とあるように、オハインは独自にジェットエンジンを発明したように書かれていますが、Wikipediaでは「ホイットルが1929年に出願した遠心式ターボジェットエンジンに関する特許は、機密扱いされず専門誌などで広く紹介されたため、各国の空軍や技術者が注目した。その中の1人が、ゲッティンゲン大学工学部で流体力学を専攻する大学院生だったオハインで、ホイットルの物より更にシンプルな単板斜流のラジアルタービンを用いる別形式を発案して1933年に特許出願し」
となっており、オハインはホイットルの特許の技術を参照したかのような記述です。

真偽はどちらなのか分かりませんが、表向きジェットエンジンの生みの親はハンス・フォン・オハインだと世間には注目させて、最初の発案者であるフランク・ホイットルから目を背けさせるようにも感じました。
と同時に、ジェットエンジンの開発にハンス・フォン・オハインは利用された、と考えてもよいかもしれません。晩年のオハインは秘密裏に米軍の大気圏内飛翔体の全研究プロジェクトを統括していたとありますが、勲章はもらっていません。

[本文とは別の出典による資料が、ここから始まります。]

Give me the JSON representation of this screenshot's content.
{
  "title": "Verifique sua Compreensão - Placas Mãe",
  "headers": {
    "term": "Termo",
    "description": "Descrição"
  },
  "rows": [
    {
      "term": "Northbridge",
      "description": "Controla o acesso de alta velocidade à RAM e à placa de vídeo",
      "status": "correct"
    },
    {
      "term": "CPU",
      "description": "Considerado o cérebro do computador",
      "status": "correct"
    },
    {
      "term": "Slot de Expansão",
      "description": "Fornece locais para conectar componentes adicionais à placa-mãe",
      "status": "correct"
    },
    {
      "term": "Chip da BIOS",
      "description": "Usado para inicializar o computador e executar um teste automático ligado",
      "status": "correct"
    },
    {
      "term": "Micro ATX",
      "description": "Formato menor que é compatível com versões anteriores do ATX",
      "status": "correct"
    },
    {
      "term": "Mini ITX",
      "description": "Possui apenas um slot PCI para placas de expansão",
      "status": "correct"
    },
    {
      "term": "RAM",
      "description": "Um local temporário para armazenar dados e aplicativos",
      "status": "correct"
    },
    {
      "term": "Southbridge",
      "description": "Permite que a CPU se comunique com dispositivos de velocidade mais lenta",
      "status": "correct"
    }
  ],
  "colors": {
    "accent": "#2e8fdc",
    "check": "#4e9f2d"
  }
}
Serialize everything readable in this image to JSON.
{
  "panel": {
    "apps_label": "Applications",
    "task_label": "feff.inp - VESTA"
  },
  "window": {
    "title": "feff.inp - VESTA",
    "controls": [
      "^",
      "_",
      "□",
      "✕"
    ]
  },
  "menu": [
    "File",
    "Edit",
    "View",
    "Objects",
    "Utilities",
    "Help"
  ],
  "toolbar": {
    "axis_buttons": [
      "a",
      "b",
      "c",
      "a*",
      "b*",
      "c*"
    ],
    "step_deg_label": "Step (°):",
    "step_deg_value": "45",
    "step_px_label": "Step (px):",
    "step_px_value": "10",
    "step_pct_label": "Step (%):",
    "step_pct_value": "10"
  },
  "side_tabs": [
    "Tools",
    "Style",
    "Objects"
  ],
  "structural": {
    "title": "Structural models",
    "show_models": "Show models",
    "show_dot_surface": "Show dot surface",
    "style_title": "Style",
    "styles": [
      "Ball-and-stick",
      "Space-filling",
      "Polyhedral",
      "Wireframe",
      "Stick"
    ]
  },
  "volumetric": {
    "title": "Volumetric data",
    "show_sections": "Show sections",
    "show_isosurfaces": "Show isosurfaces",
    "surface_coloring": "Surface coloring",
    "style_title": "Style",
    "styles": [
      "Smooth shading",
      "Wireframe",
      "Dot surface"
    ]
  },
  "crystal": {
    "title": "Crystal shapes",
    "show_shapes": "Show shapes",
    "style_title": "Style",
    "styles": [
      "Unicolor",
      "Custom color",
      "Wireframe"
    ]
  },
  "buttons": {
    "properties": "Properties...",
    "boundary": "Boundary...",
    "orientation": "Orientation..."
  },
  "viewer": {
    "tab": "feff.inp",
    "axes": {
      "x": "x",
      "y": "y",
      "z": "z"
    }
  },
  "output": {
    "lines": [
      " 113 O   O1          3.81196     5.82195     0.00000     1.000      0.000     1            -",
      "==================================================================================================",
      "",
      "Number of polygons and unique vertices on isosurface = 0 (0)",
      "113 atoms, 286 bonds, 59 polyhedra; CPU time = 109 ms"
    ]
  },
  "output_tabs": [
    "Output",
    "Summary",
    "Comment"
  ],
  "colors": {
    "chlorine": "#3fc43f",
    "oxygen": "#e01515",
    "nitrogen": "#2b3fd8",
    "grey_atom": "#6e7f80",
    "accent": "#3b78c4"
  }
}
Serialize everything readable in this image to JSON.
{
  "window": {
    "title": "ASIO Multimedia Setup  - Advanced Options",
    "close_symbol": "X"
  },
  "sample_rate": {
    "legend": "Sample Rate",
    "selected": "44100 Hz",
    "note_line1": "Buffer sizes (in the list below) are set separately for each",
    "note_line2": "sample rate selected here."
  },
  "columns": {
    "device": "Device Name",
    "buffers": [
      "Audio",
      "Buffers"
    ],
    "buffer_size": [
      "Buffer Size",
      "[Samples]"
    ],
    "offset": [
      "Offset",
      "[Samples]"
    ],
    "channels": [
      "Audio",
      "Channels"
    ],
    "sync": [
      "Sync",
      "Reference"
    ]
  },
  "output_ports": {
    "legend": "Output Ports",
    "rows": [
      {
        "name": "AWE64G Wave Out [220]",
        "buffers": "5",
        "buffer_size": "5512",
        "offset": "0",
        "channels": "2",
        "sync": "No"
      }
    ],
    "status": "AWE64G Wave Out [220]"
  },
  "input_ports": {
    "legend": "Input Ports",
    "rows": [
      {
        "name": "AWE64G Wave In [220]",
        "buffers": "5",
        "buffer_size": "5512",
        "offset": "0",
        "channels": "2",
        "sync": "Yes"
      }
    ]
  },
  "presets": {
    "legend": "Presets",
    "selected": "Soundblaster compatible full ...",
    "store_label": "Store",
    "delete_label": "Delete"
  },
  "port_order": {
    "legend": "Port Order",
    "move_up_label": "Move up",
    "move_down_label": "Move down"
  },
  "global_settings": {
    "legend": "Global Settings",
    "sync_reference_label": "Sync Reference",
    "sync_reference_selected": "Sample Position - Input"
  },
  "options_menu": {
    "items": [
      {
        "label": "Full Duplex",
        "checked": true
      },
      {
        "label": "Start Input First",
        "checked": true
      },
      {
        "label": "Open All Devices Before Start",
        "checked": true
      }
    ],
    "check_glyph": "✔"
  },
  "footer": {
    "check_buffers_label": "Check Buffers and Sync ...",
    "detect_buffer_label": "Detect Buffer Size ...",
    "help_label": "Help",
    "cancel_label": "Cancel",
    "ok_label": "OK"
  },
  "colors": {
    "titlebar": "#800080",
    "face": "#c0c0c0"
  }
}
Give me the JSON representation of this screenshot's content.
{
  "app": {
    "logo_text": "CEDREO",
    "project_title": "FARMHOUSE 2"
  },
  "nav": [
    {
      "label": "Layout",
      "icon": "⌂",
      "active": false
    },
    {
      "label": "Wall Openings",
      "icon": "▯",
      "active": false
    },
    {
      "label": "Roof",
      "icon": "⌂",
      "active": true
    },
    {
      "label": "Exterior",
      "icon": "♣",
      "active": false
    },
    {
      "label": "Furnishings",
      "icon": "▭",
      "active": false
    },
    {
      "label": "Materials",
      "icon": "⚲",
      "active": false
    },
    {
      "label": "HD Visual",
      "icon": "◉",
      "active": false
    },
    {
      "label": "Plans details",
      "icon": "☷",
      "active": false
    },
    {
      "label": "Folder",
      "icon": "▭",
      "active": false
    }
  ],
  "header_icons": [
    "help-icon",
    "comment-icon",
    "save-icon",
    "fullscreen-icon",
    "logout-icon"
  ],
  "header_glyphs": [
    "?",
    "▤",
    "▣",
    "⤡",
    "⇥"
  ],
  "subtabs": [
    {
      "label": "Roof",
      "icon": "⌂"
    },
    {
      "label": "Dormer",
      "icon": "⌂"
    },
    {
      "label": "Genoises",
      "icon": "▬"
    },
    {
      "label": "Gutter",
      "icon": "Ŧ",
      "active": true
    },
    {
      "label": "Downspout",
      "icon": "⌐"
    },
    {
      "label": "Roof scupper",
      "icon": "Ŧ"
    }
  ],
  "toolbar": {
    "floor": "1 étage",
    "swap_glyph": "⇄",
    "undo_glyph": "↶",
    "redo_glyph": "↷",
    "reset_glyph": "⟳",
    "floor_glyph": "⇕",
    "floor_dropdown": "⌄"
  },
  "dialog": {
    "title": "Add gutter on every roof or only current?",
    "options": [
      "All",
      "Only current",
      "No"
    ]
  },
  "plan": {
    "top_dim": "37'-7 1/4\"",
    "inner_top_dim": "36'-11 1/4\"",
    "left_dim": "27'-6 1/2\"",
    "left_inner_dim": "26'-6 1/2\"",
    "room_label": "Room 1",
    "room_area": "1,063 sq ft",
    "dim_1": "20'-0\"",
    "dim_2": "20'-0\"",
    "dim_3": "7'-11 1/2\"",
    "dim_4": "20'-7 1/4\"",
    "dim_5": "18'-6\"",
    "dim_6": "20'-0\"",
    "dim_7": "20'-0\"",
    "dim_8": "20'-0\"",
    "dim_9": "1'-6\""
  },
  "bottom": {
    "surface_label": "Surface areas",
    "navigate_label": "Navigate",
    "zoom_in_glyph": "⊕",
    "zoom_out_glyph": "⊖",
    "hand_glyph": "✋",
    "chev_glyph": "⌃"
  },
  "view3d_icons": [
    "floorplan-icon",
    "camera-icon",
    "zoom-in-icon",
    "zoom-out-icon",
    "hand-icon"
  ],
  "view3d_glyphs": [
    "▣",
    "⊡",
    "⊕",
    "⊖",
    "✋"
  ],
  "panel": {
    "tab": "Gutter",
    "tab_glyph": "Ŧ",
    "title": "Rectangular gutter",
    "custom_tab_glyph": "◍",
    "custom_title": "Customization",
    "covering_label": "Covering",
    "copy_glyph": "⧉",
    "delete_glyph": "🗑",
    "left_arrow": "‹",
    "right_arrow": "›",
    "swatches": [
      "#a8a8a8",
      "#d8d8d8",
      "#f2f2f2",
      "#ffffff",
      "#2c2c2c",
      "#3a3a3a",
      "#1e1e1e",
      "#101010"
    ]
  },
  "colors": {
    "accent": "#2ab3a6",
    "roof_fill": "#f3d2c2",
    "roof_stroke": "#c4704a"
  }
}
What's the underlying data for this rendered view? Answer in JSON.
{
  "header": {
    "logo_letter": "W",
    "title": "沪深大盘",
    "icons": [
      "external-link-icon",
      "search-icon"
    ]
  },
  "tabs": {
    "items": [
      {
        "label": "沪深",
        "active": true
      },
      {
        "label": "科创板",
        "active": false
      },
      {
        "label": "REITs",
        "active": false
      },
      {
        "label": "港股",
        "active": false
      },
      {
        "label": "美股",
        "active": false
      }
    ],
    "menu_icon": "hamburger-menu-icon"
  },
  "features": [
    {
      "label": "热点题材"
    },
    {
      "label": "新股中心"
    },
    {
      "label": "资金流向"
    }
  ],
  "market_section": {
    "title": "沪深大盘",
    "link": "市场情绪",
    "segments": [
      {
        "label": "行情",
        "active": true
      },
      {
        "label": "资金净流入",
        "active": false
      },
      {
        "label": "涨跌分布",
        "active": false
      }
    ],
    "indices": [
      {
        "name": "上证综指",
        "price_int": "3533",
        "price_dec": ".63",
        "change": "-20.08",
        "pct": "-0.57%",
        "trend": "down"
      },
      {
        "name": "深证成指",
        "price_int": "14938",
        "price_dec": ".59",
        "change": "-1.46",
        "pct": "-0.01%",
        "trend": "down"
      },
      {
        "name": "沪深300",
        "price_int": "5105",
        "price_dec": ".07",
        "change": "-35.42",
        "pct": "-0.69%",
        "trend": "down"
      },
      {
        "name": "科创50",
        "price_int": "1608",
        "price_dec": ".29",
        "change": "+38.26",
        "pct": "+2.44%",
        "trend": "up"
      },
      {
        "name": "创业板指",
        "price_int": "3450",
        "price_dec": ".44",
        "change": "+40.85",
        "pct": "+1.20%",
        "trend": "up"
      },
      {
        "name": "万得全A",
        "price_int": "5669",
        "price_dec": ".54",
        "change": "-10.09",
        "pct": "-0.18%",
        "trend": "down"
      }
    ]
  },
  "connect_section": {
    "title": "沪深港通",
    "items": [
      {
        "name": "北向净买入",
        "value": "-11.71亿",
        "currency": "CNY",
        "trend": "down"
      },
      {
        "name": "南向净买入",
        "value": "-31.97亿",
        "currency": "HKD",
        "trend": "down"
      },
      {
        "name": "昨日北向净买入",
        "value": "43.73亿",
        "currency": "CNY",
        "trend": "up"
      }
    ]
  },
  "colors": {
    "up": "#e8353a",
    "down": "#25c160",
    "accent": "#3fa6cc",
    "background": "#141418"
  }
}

Wikipediaに書かれているふたりの開発における苦悩の数々は表向き事実のこともあると思いますが、ジェットエンジンの発案と開発の流れなどは、気になる点が多いです。

また、フランク・ホイットルが出願したジェットエンジンの特許は1929年(昭和4年)で、各国の空軍が注目したとあるように、ご先祖様もいずれこのジェットエンジンの仕組みを目にしていた可能性はあります。
日本陸軍の飛行機担当では、こちらのWikipediaにあるように数々の試作品を作っては失敗を繰り返してきました。ジェットエンジンの設計図や仕組みを見たときに、きっと何かしらの違和感を覚えていたのだと思います。